A particular GCP permission is needed on the target Service Accounts to execute the attack method. However, Hunters observed that such permission is not an uncommon practice in organizations, making this attack technique highly prevalent in organizations that don’t maintain a security posture in their GCP resources. By adhering to best practices and managing permissions and resources smartly, organizations can dramatically minimize the attack method’s impact.
Hunters has created a proof-of-concept tool (full details are included in the full research) to assist organizations in detecting DWD misconfigurations, increasing awareness, and reducing DeleFriend’s exploitation risks.

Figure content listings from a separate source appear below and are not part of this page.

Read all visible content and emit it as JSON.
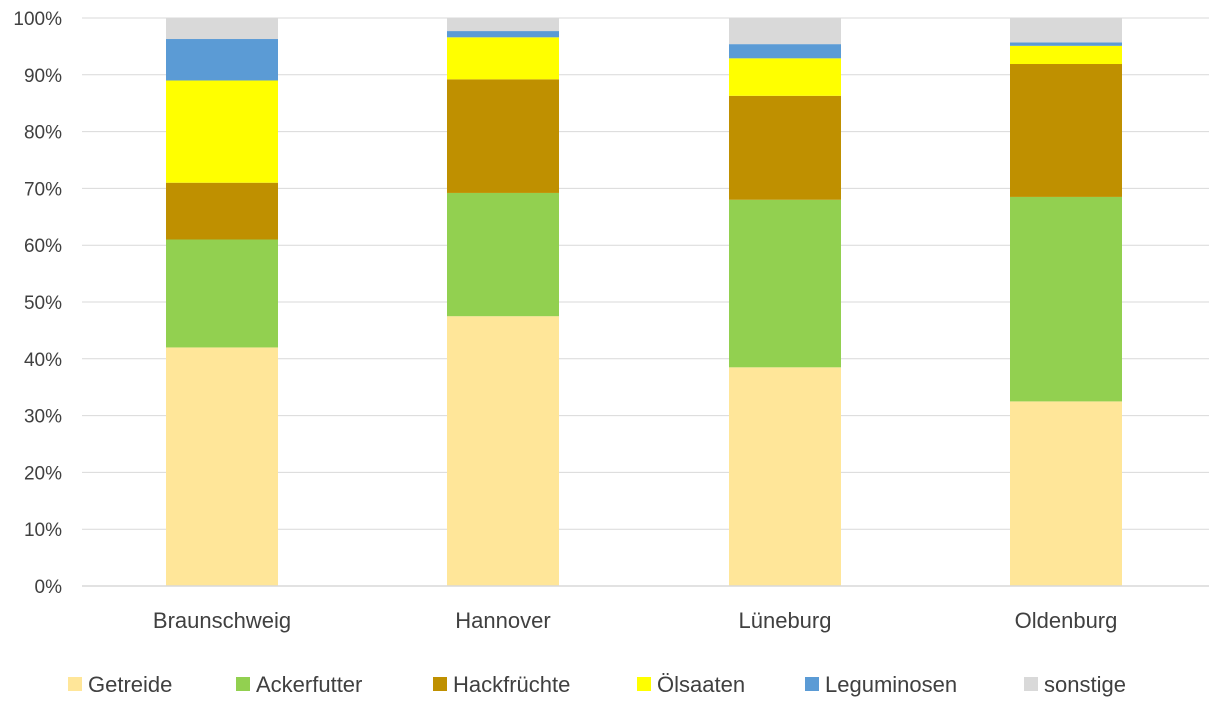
{
  "chart_data": {
    "type": "bar",
    "stacked": true,
    "percent": true,
    "categories": [
      "Braunschweig",
      "Hannover",
      "Lüneburg",
      "Oldenburg"
    ],
    "series": [
      {
        "name": "Getreide",
        "color": "#FFE699",
        "values": [
          42.0,
          47.5,
          38.5,
          32.5
        ]
      },
      {
        "name": "Ackerfutter",
        "color": "#92D050",
        "values": [
          19.0,
          21.7,
          29.5,
          36.0
        ]
      },
      {
        "name": "Hackfrüchte",
        "color": "#BF9000",
        "values": [
          10.0,
          20.0,
          18.3,
          23.4
        ]
      },
      {
        "name": "Ölsaaten",
        "color": "#FFFF00",
        "values": [
          18.0,
          7.4,
          6.6,
          3.2
        ]
      },
      {
        "name": "Leguminosen",
        "color": "#5B9BD5",
        "values": [
          7.3,
          1.1,
          2.5,
          0.6
        ]
      },
      {
        "name": "sonstige",
        "color": "#D9D9D9",
        "values": [
          3.7,
          2.3,
          4.6,
          4.3
        ]
      }
    ],
    "y_ticks": [
      "0%",
      "10%",
      "20%",
      "30%",
      "40%",
      "50%",
      "60%",
      "70%",
      "80%",
      "90%",
      "100%"
    ],
    "ylim": [
      0,
      100
    ],
    "grid": true,
    "legend_position": "bottom"
  }
}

Using this tool, red teams, pen testers, and security researchers can simulate attacks and locate vulnerable attack paths of GCP IAM users to existing delegations in their GCP Projects to evaluate (and then improve) the security risk and posture of their Workspace and GCP environments.
Hunters responsibly reported DeleFriend to Google as part of Google’s “Bug Hunters” program in August, and are collaborating closely with Google’s security and product teams to explore appropriate mitigation strategies. Currently, Google has yet to resolve the design flaw.